Remains of 796 babies who died in Irish Mother and Baby Home to be exhumed – Technologist
A square of green grass surrounded by grey walls. A statue of the weeping Virgin Mary stands in one corner. At her feet are damp teddy bears, poems in fading ink. To her right there are three large, white numbers on the wall: 796. This is the number of children who died here between 1925 and 1961 and whose bodies probably lie under this lawn. Neighbors have turned it into a memorial garden.
The names of these children are printed on laminated sheets attached to the wall: Kathleen, Mary, Joseph, Augustine, Beatrice, Thomas, Bridget… They were one, two, six months or even just a few days old, residents at the Mother and Baby Home – a religious institution that took in unmarried mothers from 1925 to 1961, just outside Tuam, a large town in County Galway, in the west of Ireland.
Against the enclosure stretches a large playground featuring a slide and a skateboard park. It’s silent on this rainy Sunday in November but for years children have been playing near the spot where so many others were buried anonymously. Why did so many of the home’s young residents die – as many as 30 or 40 a year after the war – when they had been entrusted to the care of the Bon Secours Sisters, an order of nuns specializing in nursing care? Why were they buried in the institution’s former septic tank instead of the nearby local cemetery?

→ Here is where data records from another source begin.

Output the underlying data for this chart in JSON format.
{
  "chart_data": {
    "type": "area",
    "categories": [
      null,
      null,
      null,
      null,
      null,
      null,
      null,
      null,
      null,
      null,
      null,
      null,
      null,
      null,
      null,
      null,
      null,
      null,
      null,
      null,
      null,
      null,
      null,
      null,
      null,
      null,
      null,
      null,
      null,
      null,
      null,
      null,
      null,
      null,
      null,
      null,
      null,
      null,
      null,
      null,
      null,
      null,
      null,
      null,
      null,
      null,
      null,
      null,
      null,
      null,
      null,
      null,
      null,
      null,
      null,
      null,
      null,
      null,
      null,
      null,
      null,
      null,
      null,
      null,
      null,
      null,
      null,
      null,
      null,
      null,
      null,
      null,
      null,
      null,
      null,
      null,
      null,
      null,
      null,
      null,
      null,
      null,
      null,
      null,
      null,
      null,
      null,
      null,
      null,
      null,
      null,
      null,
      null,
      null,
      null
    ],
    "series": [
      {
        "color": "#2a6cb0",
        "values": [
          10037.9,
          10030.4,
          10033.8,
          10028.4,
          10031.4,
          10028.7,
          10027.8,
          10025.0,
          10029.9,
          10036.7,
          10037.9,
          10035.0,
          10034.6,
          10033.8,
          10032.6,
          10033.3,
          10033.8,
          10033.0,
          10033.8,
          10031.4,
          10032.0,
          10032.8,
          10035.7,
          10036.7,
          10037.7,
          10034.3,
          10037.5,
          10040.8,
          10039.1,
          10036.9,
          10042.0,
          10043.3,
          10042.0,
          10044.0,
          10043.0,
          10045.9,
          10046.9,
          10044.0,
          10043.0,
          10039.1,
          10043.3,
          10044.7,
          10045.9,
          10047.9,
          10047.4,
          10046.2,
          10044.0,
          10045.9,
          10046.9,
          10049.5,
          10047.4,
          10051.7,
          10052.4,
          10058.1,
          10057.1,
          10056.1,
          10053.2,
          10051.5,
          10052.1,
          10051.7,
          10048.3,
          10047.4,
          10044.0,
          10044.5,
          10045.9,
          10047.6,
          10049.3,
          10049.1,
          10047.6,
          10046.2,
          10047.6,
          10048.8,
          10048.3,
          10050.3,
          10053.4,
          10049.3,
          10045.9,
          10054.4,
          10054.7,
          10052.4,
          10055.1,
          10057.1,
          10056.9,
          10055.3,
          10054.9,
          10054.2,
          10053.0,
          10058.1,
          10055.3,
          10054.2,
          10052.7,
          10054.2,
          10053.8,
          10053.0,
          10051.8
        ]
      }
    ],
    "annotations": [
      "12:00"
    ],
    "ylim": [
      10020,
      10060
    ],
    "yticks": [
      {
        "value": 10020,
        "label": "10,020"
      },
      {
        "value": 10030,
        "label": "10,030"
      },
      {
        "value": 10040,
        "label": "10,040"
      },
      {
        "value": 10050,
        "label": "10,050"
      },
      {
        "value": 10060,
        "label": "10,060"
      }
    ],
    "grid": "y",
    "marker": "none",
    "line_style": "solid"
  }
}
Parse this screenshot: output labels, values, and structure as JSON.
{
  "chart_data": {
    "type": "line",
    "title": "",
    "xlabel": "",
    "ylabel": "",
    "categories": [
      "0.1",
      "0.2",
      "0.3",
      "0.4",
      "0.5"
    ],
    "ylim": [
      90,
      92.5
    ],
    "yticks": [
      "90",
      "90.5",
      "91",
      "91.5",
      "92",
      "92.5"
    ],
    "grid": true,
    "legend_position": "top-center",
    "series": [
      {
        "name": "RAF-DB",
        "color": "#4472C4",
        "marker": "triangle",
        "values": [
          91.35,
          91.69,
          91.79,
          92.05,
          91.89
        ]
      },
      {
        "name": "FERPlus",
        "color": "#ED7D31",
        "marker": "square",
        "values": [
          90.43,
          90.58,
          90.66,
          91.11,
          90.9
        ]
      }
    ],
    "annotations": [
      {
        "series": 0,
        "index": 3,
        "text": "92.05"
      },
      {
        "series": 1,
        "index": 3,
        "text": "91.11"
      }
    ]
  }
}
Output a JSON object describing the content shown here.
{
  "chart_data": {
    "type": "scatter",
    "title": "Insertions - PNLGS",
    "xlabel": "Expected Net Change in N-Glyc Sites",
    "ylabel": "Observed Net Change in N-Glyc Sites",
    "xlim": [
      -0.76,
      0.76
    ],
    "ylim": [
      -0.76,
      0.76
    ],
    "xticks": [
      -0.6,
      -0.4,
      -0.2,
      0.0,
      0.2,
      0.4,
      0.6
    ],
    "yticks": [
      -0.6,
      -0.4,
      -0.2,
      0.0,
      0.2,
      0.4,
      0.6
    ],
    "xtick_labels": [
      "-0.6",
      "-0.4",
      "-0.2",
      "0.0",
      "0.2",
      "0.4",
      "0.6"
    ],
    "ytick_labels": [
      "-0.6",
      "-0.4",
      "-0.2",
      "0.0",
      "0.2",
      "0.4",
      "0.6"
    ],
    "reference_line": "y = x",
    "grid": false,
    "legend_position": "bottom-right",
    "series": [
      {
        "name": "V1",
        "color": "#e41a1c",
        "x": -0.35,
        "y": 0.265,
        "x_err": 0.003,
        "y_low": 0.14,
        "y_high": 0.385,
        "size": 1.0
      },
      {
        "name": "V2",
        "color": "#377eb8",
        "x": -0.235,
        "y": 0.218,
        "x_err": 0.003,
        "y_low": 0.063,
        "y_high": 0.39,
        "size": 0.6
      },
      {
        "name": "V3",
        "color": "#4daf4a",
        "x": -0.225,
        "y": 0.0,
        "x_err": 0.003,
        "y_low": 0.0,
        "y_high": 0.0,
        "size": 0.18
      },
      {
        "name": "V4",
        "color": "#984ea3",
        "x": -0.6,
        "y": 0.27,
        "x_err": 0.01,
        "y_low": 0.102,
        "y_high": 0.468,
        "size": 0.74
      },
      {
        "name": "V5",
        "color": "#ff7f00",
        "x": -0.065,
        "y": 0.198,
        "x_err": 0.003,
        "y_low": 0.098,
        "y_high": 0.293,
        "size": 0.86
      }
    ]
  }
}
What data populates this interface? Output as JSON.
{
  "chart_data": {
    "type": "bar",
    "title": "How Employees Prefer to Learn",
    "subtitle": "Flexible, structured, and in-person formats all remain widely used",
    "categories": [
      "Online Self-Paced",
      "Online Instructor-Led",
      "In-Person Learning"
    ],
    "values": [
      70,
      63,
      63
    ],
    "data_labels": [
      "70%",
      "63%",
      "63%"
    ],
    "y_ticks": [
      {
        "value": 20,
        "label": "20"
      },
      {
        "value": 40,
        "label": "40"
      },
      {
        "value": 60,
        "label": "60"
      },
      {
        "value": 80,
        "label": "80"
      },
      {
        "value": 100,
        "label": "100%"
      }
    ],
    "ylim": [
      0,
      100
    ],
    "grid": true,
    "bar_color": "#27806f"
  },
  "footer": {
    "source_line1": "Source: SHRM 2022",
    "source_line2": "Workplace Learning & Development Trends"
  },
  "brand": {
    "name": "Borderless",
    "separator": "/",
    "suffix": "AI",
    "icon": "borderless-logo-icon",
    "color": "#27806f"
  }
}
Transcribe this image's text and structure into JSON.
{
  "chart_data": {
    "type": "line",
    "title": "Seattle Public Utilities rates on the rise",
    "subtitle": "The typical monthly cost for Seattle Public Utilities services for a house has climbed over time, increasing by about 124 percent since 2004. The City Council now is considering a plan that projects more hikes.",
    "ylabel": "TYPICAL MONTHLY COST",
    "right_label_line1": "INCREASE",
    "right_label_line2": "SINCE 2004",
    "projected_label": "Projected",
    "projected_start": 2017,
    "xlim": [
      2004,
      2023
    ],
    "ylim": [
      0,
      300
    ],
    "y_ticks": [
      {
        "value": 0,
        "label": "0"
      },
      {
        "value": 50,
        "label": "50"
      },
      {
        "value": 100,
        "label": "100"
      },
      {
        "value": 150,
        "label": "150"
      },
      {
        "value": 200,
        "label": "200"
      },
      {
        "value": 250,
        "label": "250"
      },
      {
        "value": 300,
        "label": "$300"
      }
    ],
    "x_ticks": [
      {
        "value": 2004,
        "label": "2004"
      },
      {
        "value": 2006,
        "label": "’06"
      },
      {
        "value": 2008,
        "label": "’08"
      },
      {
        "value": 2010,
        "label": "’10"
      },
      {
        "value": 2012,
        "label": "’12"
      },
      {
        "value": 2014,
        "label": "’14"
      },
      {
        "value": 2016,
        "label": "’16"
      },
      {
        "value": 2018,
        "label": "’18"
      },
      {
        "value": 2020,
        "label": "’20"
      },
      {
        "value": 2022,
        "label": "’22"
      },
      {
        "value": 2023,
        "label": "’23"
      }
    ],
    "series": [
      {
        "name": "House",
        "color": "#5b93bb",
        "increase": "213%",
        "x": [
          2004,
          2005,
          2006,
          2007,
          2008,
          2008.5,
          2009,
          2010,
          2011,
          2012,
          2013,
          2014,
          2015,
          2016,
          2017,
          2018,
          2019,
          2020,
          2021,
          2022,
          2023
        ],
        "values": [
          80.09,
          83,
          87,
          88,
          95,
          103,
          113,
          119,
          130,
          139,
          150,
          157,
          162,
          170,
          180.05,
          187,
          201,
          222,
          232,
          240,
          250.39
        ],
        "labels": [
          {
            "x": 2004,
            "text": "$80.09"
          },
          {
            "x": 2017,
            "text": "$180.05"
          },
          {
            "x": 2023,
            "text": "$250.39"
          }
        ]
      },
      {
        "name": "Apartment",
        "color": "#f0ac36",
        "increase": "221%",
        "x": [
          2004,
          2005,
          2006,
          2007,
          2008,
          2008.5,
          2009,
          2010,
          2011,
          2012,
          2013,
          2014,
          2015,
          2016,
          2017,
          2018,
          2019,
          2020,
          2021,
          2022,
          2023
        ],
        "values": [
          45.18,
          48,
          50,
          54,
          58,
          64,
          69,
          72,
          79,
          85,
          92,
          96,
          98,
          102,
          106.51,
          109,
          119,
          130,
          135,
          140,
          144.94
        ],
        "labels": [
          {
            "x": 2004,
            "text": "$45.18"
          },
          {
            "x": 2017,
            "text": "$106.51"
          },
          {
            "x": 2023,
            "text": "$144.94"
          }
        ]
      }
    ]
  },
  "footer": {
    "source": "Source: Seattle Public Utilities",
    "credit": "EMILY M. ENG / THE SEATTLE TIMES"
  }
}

A shameful moment in Irish history
Catherine Corless has been looking for the answers to these questions for more than 10 years. Light-haired and light-eyed, this 69-year-old farmer from Tuam wants to honor the memory of these children, and ease the pain of their living siblings and cousins.
Since 2012, she has been patiently collecting the death certificates of the missing children, using maps from the land registry to prove that they were buried in the home’s septic tank. In a few months – “before next summer,” she hopes – the exhumation work she has been calling for should begin at last. A shameful moment in Irish history is about to literally resurface. Known for her tenacity, and the quality of her work as a local historian, Corless recounts her long struggle in the memorial garden.
“[I want] to expose what the state, the Church and the Bon Secours Sisters [who worked on behalf of County Galway] did to these children. These children were looked down upon as worthless. And I thought that was the most horrific thing you can do. When the nuns left [the Tuam home in 1961, due to its dilapidated state], they didn’t even say where the bodies were. They just wanted to forget about them. There’s no peace there until justice is done, until the truth is exposed. That’s my job, to ensure that these babies get a Christian burial. because that’s what their mothers would have wanted, because their mothers were religious.”